New Zealand’s Fonterra Co-Operative Group (ASX:FCG) faced its most severe decline day recently, ending 22.2% lower at a price of NZ$2.52.

This marks the company’s lowest mark since May 31, 2022.

Previously put on a halt on Tuesday, the shares have started trading ex-dividend once more.

In addition to the drop in share price, the dairy conglomerate has also lessened its forecast for farmgate milk prices for the second occasion in this month, in response to a faltering global dairy industry.

Its new anticipated pay lies in the region of NZ$6.00-NZ$7.50 per kilogram of milk solid (kgMS) for the 2023-24 season, a reduction from the past prediction of NZ$6.25-NZ$7.75 per kgMS.

According to Fonterra’s CEO, Miles Hurrell, a waning demand from crucial importing areas for whole milk powder is pressing down on prices.

Fonterra is a global dairy nutrition company owned by 10,000 farmers and their families.



<WIRE> Corazon Mining (ASX:CZN) Shares Soar Following Exploration Deal for Canadian Project

Shares in Corazon Mining (ASX:CZN) experienced an impressive surge by as much as 33.3% to A$0.02, marking their biggest intraday percent gain since July 13.

This put the stock at its highest level since July 17.

The mining company disclosed that they have entered into a new exploration agreement with Marcel Colomb First Nation (MFCN) in the Lynn Lake area in Manitoba, Canada.
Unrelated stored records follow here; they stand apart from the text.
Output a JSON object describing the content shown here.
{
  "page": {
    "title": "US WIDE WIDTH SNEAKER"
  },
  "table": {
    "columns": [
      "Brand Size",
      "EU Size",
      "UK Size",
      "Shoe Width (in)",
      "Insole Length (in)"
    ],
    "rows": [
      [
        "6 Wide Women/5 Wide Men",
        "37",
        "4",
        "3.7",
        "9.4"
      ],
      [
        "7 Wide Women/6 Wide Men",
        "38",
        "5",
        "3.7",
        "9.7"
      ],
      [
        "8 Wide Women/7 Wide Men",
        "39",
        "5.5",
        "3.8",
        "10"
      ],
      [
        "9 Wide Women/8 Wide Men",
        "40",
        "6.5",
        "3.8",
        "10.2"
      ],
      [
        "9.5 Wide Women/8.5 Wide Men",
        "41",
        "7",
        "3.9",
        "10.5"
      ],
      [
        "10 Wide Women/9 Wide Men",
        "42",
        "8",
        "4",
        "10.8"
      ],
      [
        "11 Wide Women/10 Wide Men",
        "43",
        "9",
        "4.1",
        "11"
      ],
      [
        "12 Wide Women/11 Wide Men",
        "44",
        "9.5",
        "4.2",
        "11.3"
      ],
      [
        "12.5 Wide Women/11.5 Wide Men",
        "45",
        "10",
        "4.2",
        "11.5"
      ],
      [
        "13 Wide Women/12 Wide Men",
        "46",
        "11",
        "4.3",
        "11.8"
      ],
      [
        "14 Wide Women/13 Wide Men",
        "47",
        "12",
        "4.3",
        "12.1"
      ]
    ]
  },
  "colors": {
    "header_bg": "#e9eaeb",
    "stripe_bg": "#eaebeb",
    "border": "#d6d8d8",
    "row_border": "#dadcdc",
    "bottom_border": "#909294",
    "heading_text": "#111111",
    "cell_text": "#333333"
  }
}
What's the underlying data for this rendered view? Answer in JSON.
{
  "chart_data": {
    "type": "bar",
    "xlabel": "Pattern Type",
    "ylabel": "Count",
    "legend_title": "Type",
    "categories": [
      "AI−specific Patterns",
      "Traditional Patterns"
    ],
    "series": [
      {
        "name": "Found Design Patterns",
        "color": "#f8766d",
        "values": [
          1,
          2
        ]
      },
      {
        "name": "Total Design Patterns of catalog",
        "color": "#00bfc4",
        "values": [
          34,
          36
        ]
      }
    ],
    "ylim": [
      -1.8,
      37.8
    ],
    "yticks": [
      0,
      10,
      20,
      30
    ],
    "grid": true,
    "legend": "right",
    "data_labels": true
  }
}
This agreement is set up for exploration and development activities at the Lynn Lake Nickel Sulphide Project and, in addition, the Fraser Lake Project in Canada.

In accordance with the agreement, MFCN will be issued up to A$75,000, along with an estimated 5.3 million shares at an issue price of $0.014 per share and one Corazon option for each share issued.

Despite the promising development, Corazon Mining’s stock is down by 28.6% this year, as of the last close.

Corazon Mining (ASX:CZN) is a company focused on the exploration of mining projects in Canada.


<WIRE> Galena Mining (ASX:G1A) Hits Near 4-Month High on Lead, Silver Find

Shares of Galena Mining (ASX:G1A) ascended as much as 12.5% to A$0.135, a level not seen since April 28.

The prominent precious metals miner announced receiving significant high-grade assay results of lead and silver from its Abra project in Western Australia.

The company pointed out that these results strengthen their confidence in their existing mine plan.

Topics like mineral resource conversion and extension, and production guidance, have been emphasized by the company.

However, despite the recent upsurge, the company’s stock has seen a downturn of 52% this year until the prior close.

Galena Mining (ASX:G1A) is a metals mining company focused on the production of precious metals such as lead and silver.